Bush is apparently unworried by the signs of growing economic insecurity, and indeed his proposals would make the problem much worse. Kerry, by contrast, is largely betting his election hopes on the lackluster economy. He has relentlessly pointed out that the low unemployment figures trumpeted by the Bush campaign -- the Friday employment report saw the rate fall to 5.4 percent -- hide a dismal jobs situation, in which fewer Americans are working than when the president took office. And he has seized on the idea of a "middle-class squeeze" to drive home his claim that ordinary working Americans are markedly worse off under Bush's economic policies.

By invoking the middle-class squeeze, Kerry has also seized on a real problem: middle-income Americans have seen little growth in their earnings, even as the costs of basic living expenses like housing, tuition, and health care have risen dramatically. Yet Kerry has had trouble articulating this message convincingly, and he's had even more trouble linking concrete policy proposals to it.

One reason is that the middle-class squeeze is hardly Bush's creation alone. In fact, the book widely credited for bringing the issue to the fore -- Elizabeth Warren and Amelia Tyagi's "The Two Income Trap" (2003) -- compared two-earner, middle-class families today with their traditional one-earner counterparts of the 1960s and 1970s. (You can see the Kerry ad now: "Are you better off than you were forty years ago?")

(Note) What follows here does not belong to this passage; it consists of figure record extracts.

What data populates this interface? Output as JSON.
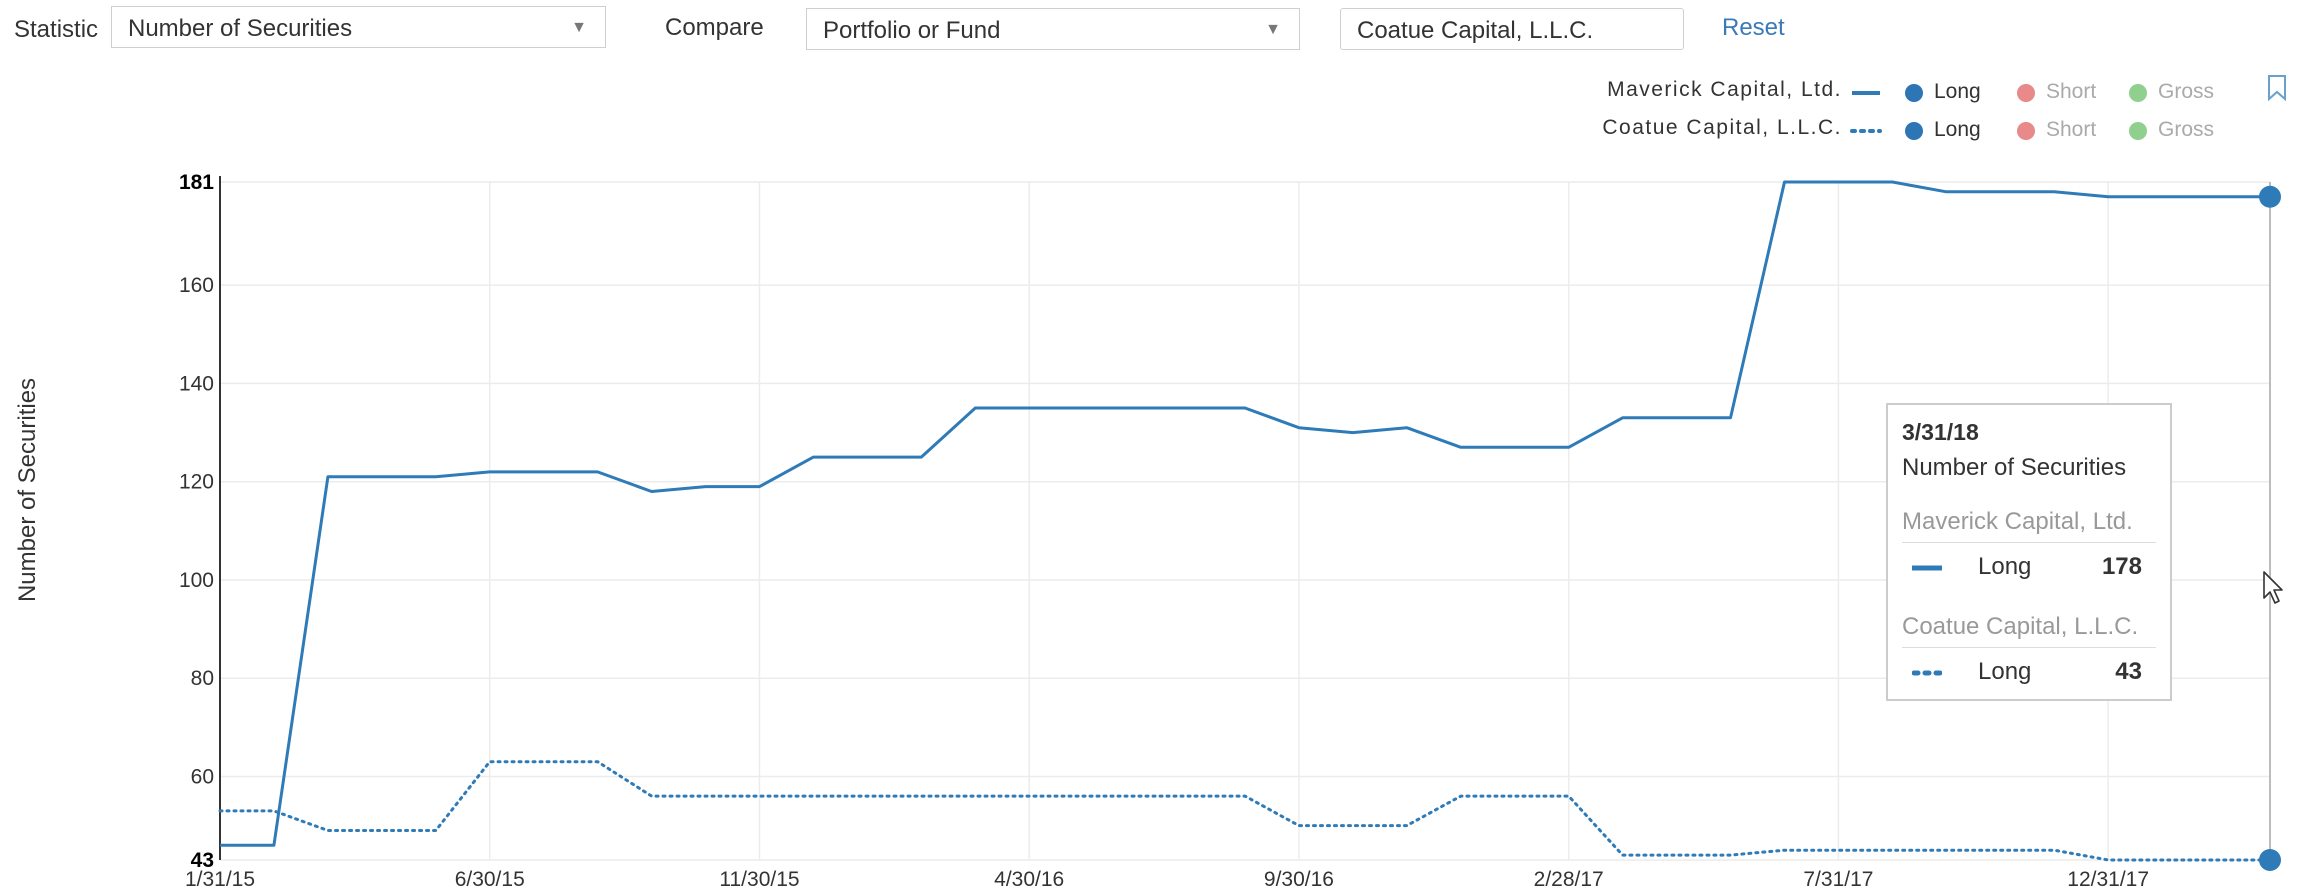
{
  "controls": {
    "statistic_label": "Statistic",
    "statistic_value": "Number of Securities",
    "compare_label": "Compare",
    "compare_value": "Portfolio or Fund",
    "fund_input_value": "Coatue Capital, L.L.C.",
    "reset_label": "Reset"
  },
  "legend": [
    {
      "name": "Maverick Capital, Ltd.",
      "style": "solid",
      "items": [
        {
          "label": "Long",
          "active": true
        },
        {
          "label": "Short",
          "active": false
        },
        {
          "label": "Gross",
          "active": false
        }
      ]
    },
    {
      "name": "Coatue Capital, L.L.C.",
      "style": "dotted",
      "items": [
        {
          "label": "Long",
          "active": true
        },
        {
          "label": "Short",
          "active": false
        },
        {
          "label": "Gross",
          "active": false
        }
      ]
    }
  ],
  "colors": {
    "long": "#2e75b6",
    "short": "#e8898a",
    "gross": "#8fd08f",
    "series": "#2e7bb8"
  },
  "tooltip": {
    "date": "3/31/18",
    "statistic": "Number of Securities",
    "rows": [
      {
        "fund": "Maverick Capital, Ltd.",
        "label": "Long",
        "value": "178"
      },
      {
        "fund": "Coatue Capital, L.L.C.",
        "label": "Long",
        "value": "43"
      }
    ]
  },
  "chart_data": {
    "type": "line",
    "title": "",
    "ylabel": "Number of Securities",
    "xlabel": "",
    "ylim": [
      43,
      181
    ],
    "yticks": [
      43,
      60,
      80,
      100,
      120,
      140,
      160,
      181
    ],
    "xtick_labels": [
      "1/31/15",
      "6/30/15",
      "11/30/15",
      "4/30/16",
      "9/30/16",
      "2/28/17",
      "7/31/17",
      "12/31/17"
    ],
    "x": [
      "1/31/15",
      "2/28/15",
      "3/31/15",
      "4/30/15",
      "5/31/15",
      "6/30/15",
      "7/31/15",
      "8/31/15",
      "9/30/15",
      "10/31/15",
      "11/30/15",
      "12/31/15",
      "1/31/16",
      "2/29/16",
      "3/31/16",
      "4/30/16",
      "5/31/16",
      "6/30/16",
      "7/31/16",
      "8/31/16",
      "9/30/16",
      "10/31/16",
      "11/30/16",
      "12/31/16",
      "1/31/17",
      "2/28/17",
      "3/31/17",
      "4/30/17",
      "5/31/17",
      "6/30/17",
      "7/31/17",
      "8/31/17",
      "9/30/17",
      "10/31/17",
      "11/30/17",
      "12/31/17",
      "1/31/18",
      "2/28/18",
      "3/31/18"
    ],
    "series": [
      {
        "name": "Maverick Capital, Ltd.",
        "style": "solid",
        "values": [
          46,
          46,
          121,
          121,
          121,
          122,
          122,
          122,
          118,
          119,
          119,
          125,
          125,
          125,
          135,
          135,
          135,
          135,
          135,
          135,
          131,
          130,
          131,
          127,
          127,
          127,
          133,
          133,
          133,
          181,
          181,
          181,
          179,
          179,
          179,
          178,
          178,
          178,
          178
        ]
      },
      {
        "name": "Coatue Capital, L.L.C.",
        "style": "dotted",
        "values": [
          53,
          53,
          49,
          49,
          49,
          63,
          63,
          63,
          56,
          56,
          56,
          56,
          56,
          56,
          56,
          56,
          56,
          56,
          56,
          56,
          50,
          50,
          50,
          56,
          56,
          56,
          44,
          44,
          44,
          45,
          45,
          45,
          45,
          45,
          45,
          43,
          43,
          43,
          43
        ]
      }
    ]
  }
}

The second difficulty is that many of Kerry's proposals are extremely complex and will certainly strain a federal budget drained by Bush's tax cuts. Kerry's $65-billion-a-year health plan, for example, is a complicated amalgam of favored Democratic ideas: expansion of public coverage for lower-income families, a tax credit for workers in small businesses, an option to buy into the health benefit plan enjoyed by federal employees, and -- perhaps most innovative -- a proposal to pool catastrophic medical costs. It's clever and aims to tackle glaring problems. But it's also fiendishly complicated, and Kerry has yet to present it in a way that has the simple resonance of Bush's health accounts.

. . .

In the end, however, Kerry's reading of the moment is far more consistent with voters' assessments. Only 27 percent of registered voters think Bush's economic policies have made the country as a whole better off, according to the most recent Los Angeles Times poll. And the latest Wall Street Journal poll shows Bush's approval ratings on the economy actually falling, not rising -- from 45 percent approval in June to 43 percent in late August.

That's why, for all the Republican happy talk and the president's calls for an "ownership society," an election fought over the economy is one that Kerry is almost certain to win. Kerry has a stronger hand when it comes to the economy. It remains to be seen how well he can play it.

Jacob S. Hacker is Peter Strauss Family Assistant Professor of Political Science at Yale University and a fellow at the New America Foundation. He is completing a book on economic insecurity, "The Great Risk Shift."